Looking back on my high school experience, I found mentors from outside the reach of school, people who at that time represented the burgeoning alternative culture of the day. They offered support for the creative outlet of writing and of possibilities beyond my school; they offered solace.

I had the one English teacher at Woodward who taught Joseph Heller's Catch 22. It helped me learn to redirect my anger with irony and sly derision. I found a clique, my own tribe, which had its own way without taking the taunts to heart.

Parents have to be tapped in -- though not in ways those who program anti-drug commercials think we reach kids. Kids' unconventional behavior can be turned from destructiveness to creativity. The ultimate triumph of the will is in success.
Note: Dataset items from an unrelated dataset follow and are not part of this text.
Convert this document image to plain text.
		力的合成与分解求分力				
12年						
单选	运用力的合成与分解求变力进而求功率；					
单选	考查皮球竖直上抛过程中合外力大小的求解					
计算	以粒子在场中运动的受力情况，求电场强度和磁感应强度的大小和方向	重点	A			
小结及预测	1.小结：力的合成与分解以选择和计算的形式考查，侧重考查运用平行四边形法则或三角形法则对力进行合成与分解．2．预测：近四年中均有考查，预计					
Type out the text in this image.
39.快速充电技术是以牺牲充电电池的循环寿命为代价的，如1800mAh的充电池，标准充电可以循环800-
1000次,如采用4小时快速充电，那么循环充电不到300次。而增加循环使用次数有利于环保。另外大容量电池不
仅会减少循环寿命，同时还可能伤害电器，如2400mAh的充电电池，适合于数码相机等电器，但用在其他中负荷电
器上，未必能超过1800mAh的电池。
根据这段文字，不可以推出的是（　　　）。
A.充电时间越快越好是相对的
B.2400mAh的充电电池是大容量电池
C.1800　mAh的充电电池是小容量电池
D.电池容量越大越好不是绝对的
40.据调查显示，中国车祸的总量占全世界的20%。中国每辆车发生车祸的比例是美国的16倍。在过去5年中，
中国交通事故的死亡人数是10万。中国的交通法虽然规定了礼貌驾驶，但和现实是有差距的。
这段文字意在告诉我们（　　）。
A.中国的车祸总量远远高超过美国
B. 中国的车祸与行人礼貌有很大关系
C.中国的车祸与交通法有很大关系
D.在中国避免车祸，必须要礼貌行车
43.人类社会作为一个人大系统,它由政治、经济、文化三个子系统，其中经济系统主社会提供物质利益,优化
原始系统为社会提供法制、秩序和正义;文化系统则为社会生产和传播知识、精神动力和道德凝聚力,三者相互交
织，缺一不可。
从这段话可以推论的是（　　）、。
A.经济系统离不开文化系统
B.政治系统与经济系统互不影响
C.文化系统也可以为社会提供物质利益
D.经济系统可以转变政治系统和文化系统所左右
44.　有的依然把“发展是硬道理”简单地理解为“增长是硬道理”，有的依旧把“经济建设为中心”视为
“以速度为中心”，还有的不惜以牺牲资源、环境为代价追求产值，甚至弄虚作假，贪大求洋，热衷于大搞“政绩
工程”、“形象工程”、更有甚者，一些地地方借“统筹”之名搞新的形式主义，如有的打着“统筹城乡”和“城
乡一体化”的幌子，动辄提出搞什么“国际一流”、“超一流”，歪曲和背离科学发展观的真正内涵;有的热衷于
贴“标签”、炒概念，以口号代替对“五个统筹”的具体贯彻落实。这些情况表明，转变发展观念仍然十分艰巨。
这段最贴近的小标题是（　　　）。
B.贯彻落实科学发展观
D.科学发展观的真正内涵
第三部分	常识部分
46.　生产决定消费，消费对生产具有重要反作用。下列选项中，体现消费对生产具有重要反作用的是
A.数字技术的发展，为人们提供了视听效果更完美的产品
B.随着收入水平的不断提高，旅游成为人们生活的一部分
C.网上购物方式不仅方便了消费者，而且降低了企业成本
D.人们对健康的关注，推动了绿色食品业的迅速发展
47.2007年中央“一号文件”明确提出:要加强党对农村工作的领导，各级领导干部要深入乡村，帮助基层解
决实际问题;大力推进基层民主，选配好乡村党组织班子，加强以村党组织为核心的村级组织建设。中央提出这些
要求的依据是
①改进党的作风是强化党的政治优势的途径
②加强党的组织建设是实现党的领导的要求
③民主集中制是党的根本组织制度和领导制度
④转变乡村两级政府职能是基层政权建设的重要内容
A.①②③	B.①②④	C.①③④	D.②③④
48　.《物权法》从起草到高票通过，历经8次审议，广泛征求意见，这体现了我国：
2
I found music, art, comics and science fiction the sources of salvation at my side. In those days it was Velvet Underground, Frank Zappa or Black Sabbath. Today, it's Nine Inch Nails, DMX or Rob Zombie. The Trenchcoat Mafia kids and others become publicists of such bands as KMFDM, Rammstein and Marilyn Manson. (Did anyone notice the one Littleton kid being interviewed who had on a Clockwork Orange T-shirt?) They transform box-office duds such as Natural Born Killers or the Basketball Diaries into video hits. As noted by the many pundits, other incessant fans of such violent wish-fulfillment fare don't turn into schoolyard assassins.

The media mavens wring their hands over the violence in video games, music and films, but I wonder just how bad off we are. Ironically, I believe we are inflamed by such acts because we aren't as inured to violence and pain as it might appear. In fact, I marvel at how civilized the world really is compared to the days not so long ago of corporal punishment, child labor and the slaughter of pogroms.

Ultimately, do we want a society that regulates activity to the degree social conservatives would like? This is a country that extols freedom at the cost of chaos, and so it should be. That's the unique character of our culture: Somehow, despite efforts to the contrary, it revels in such disorder and succeeds.